Travail à la CFR, avec l’ecole Polytechnique et le théâtre
Marinuș et a passé son adolescence au milieu de l’École Technique de la Construction du chemin de Fer sur la Calea Victoriei, en face de la rue de la Bibliothèque de l’Académie. “Là, j’ai été faire mes leçons. Après avoir fini, j’ai été de détente en lisant de vieux journaux,“ il l’a raconté dans le livre de souvenirs. Même son père, il a pensé à une autre option pour l’éducation, mais sur les bancs de l’école, il a appris le métier: comment soutenir le rail, et pour monter un interrupteur, par exemple. Même dans ces années-là, le directeur Mihai ● A, comme tous les étudiants de l’Institut des Arts de la scène et le cinéma “I. L. Caragiale”, j’ai dû prendre sous son aile une équipe de théâtre amateur. Il est arrivé à l’école et a travaillé avec Marin Moraru, mais alors le futur acteur ne pensais pas faire une telle carrière.
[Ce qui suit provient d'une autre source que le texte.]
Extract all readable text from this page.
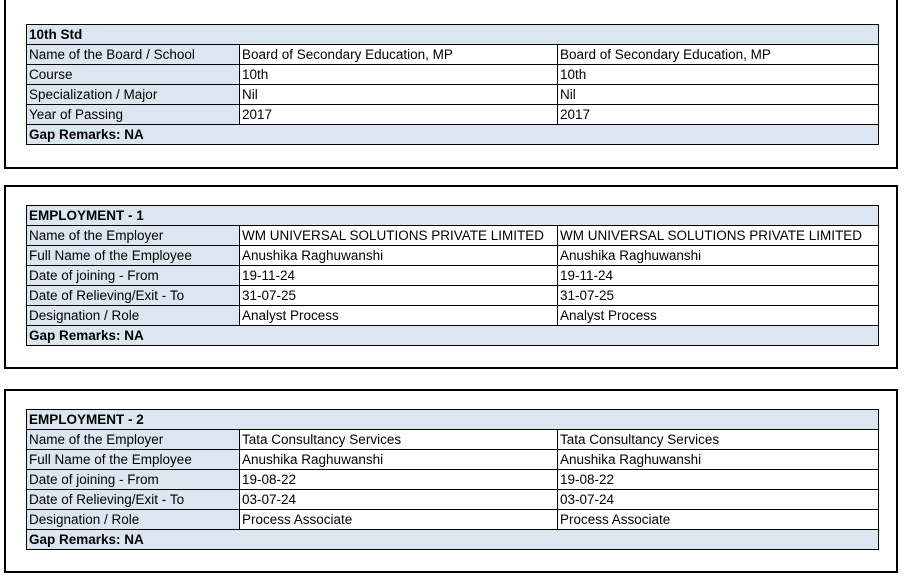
10th Std		
Name of the Board / School	Board of Secondary Education, MP	Board of Secondary Education, MP
Course	10th	10th
Specialization / Major	Nil	Nil
Year of Passing	2017	2017
Gap Remarks: NA		
EMPLOYMENT - 1		
Name of the Employer	WM UNIVERSAL SOLUTIONS PRIVATE LIMITED	WM UNIVERSAL SOLUTIONS PRIVATE LIMITED
Full Name of the Employee	Anushika Raghuwanshi	Anushika Raghuwanshi
Date of joining - From	19-11-24	19-11-24
Date of Relieving/Exit - To	31-07-25	31-07-25
Designation / Role	Analyst Process	Analyst Process
Gap Remarks: NA		
EMPLOYMENT - 2		
Name of the Employer	Tata Consultancy Services	Tata Consultancy Services
Full Name of the Employee	Anushika Raghuwanshi	Anushika Raghuwanshi
Date of joining - From	19-08-22	19-08-22
Date of Relieving/Exit - To	03-07-24	03-07-24
Designation / Role	Process Associate	Process Associate
Gap Remarks: NA		
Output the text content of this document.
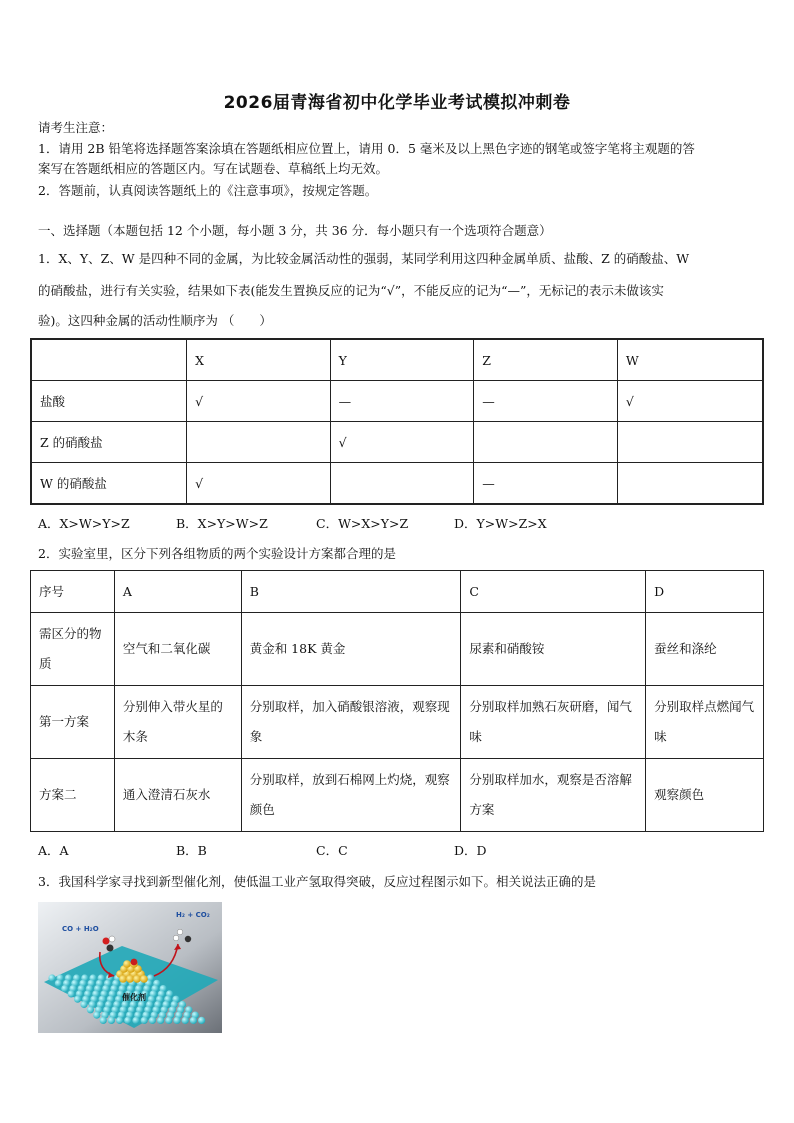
2026届青海省初中化学毕业考试模拟冲刺卷
请考生注意：
1．请用 2B 铅笔将选择题答案涂填在答题纸相应位置上，请用 0．5 毫米及以上黑色字迹的钢笔或签字笔将主观题的答
案写在答题纸相应的答题区内。写在试题卷、草稿纸上均无效。
2．答题前，认真阅读答题纸上的《注意事项》，按规定答题。
一、选择题（本题包括 12 个小题，每小题 3 分，共 36 分．每小题只有一个选项符合题意）
1．X、Y、Z、W 是四种不同的金属，为比较金属活动性的强弱，某同学利用这四种金属单质、盐酸、Z 的硝酸盐、W
的硝酸盐，进行有关实验，结果如下表(能发生置换反应的记为“√”，不能反应的记为“—”，无标记的表示未做该实
验)。这四种金属的活动性顺序为 （　　）
	X	Y	Z	W
盐酸	√	—	—	√
Z 的硝酸盐		√		
W 的硝酸盐	√		—	
A．X>W>Y>Z	B．X>Y>W>Z	C．W>X>Y>Z	D．Y>W>Z>X
2．实验室里，区分下列各组物质的两个实验设计方案都合理的是
序号	A	B	C	D
需区分的物质	空气和二氧化碳	黄金和 18K 黄金	尿素和硝酸铵	蚕丝和涤纶
第一方案	分别伸入带火星的木条	分别取样，加入硝酸银溶液，观察现象	分别取样加熟石灰研磨，闻气味	分别取样点燃闻气味
方案二	通入澄清石灰水	分别取样，放到石棉网上灼烧，观察颜色	分别取样加水，观察是否溶解方案	观察颜色
A．A	B．B	C．C	D．D
3．我国科学家寻找到新型催化剂，使低温工业产氢取得突破，反应过程图示如下。相关说法正确的是
CO + H₂O
H₂ + CO₂
催化剂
Après avoir été diplômé de l’école technique, a reçu de distribution de Brasov et y est resté environ un an. C’était une sorte d’assistant à la picherului ligne, de l’homme qui était en charge d’une équipe de maintenance de la voie ferrée. Dormi 20 travailleurs dans une pièce, mais il s’en foutait, parce qu’il voulait devenir un aviateur et la seule chose qu’il pensait. Parce qu’il a trop de retard de croissance, n’a jamais réussi à réaliser son rêve. Puis il retourna à Bucarest, sur un poste d’agent technique des chemins de fer dans Griviţa Roşie, je veux dire, entre autres choses, de prendre soin pour obtenir le matériel de la forge à l’tournage. Retourné dans ma ville natale et avec le désir d’en finir une éducation d’université, il a donc commencé à suivre les cours de formation à l’école Polytechnique. Un jour, cependant, il a entendu à la radio qu’il fait de la formation et à la Théâtre et de ne pas rester sur les pensées. “J’ai été en cours d’exécution du classes à l’école Polytechnique de théâtre. Ils se produisent le dimanche“. Il a donné à l’examen devant un comité composé de Marcel Anghelescu, Radu Beligan et Ion Finteşteanu et est tombé au-dessous de la ligne. Ils ont permis, cependant, de participer à des leçons sans recevoir de note et l’année suivante, il a de nouveau donné examen d’entrée. Quand ils l’ont reçu, et est passé directement en deuxième année.
(Sur scène, dans “Romulus le Grand” Photo: NTB)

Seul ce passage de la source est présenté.